Das Rätsel besteht darin, dass Italien die Person nicht findet, der den Virus aus China eingeschleppt haben könnte. Der sogenannte Patient Null ist nicht auffindbar. Anhand seiner Kontakte wäre die Infektionskette möglicherweise nachvollziehbar und die Ansteckungen einzudämmen. Vielleicht wusste der „Patient Null“ gar nichts von seiner Ansteckung und hat das Virus längst weiter verbreitet? Italiens Nachbarländer sind alarmiert, man ist sich vielerorts sicher, dass das Problem derzeit noch südlich der Alpen liegt. Am Sonntagabend wurde am Brenner der Eurocity Venedig-München gestoppt, weil zwei Frauen mit Husten und Fieber im Zug reisten, die der Corona-Infektion verdächtig waren. Übertriebene Panikmache oder berechtigte Sorge? In Venedig sind zwei Senioren wegen des Virus im Krankenhaus, der Karneval wurde abgesagt. Erst um Mitternacht durfte der Zug weiter fahren, Fehlalarm. Im französischen Lyon wurde ein Bus mit Norditalienern angehalten, wegen Corona-Verdachts. Das EU-Mitglied Rumänien hat 14 Tage Quarantäne für Reisende verfügt, die aus der Lombardei oder Venetien einreisen. Auf Mauritius wurde 40 Norditalienern die Einreise verweigert, ohne dass die Flugzeug-Passagiere irgendwelche grippeähnliche Symptome aufwiesen. Denn so simpel zeigt sich zunächst Sars-CoV-2 bei manchen Infizierten: per Husten, Schnupfen, Atemwegserkrankungen.
Flavia Arditi hat dennoch Angst. Die 33-Jährige arbeitet in der Modebranche und lebt in Mailand. In der 1,5-Millionen-Stadt mit großem Einzugsgebiet sind die Schulen und der Dom geschlossen.

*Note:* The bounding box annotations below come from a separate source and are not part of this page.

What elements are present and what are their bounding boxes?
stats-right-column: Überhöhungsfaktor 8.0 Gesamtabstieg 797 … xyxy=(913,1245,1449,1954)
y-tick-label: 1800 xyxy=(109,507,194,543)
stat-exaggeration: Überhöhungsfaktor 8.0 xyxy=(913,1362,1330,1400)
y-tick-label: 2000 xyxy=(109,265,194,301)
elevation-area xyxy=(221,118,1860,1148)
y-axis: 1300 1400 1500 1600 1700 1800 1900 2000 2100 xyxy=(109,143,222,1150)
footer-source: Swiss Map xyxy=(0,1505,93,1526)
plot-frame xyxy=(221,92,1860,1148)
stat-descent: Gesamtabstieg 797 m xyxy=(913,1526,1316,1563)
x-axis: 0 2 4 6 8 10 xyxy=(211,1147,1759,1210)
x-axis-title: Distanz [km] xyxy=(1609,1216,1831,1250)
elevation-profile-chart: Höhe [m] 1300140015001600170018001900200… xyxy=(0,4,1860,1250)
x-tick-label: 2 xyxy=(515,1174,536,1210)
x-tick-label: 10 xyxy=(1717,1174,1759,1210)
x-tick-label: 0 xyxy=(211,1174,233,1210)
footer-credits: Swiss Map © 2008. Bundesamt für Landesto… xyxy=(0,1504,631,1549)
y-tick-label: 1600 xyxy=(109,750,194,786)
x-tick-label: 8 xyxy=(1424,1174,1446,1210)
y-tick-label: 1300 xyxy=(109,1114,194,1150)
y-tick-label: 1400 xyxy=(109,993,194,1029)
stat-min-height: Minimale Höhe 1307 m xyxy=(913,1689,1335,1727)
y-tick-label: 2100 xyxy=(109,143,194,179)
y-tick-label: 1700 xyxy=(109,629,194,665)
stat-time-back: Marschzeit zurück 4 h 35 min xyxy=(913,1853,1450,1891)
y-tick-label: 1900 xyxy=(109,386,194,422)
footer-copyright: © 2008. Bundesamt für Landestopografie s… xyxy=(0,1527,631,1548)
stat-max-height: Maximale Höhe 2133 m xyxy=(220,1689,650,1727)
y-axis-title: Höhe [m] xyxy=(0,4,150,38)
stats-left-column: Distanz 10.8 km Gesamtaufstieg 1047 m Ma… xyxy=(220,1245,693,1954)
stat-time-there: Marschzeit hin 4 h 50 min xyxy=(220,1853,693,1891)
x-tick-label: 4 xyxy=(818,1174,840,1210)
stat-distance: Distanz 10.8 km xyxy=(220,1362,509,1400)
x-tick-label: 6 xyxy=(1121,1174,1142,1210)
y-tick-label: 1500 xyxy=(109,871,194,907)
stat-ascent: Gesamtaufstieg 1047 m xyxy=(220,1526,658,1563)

Auch Museen, Kinos, Fitnessstudios und die Oper bleiben zu. Einige Modenschauen der Fashion Week wurden ohne Publikum ausgetragen, Fußballspiele fielen aus. Wer heiratet oder jemanden zu Grabe trägt, darf das nur im kleinen Kreis machen. Gottesdienste sind vorläufig suspendiert, alles, um den Kontakt zwischen den Menschen und damit die Ansteckungsgefahr so niedrig wie möglich zu halten. Das sonst so lebendige Mailand liegt etwa 60 Kilometer nördlich der abgesperrten Zone bei Cremona und wird Tag für Tag mehr zur Geisterstadt. Aber all' das interessiert Arditi nur am Rande. Sie macht sich vor allem Sorgen, weil sie einen Krebspatienten in der Familie hat, dessen Immunsystem geschwächt ist. „Seit Freitag sind die meisten Büros geschlossen, fast niemand mehr geht zur Arbeit“, erzählt Arditi am Telefon. „Wer kann, verlässt die Stadt“, fügt sie hinzu. Familie Arditi kann nicht, wegen des kranken Familienmitglieds. Auch sie haben Vorräte angelegt, vor allem Nudeln, Saucen und Tiefgefrorenes. Man weiß ja nie. Die unausgesprochene Sorge ist, dass mit Mailand dasselbe passiert wie mit Casalpusterlengo oder Codogno: totale Isolation. Arditi rechnet damit, entweder werde Mailand isoliert oder die ganze Lombardei, sagt sie. Empörung oder auch nur eine Spur von Widerstand gegen dieses Szenario der totalen Abschottung ist bei ihr nicht zu spüren. Es ist so, als füge sich Norditalien in ein unausweichliches Schicksal.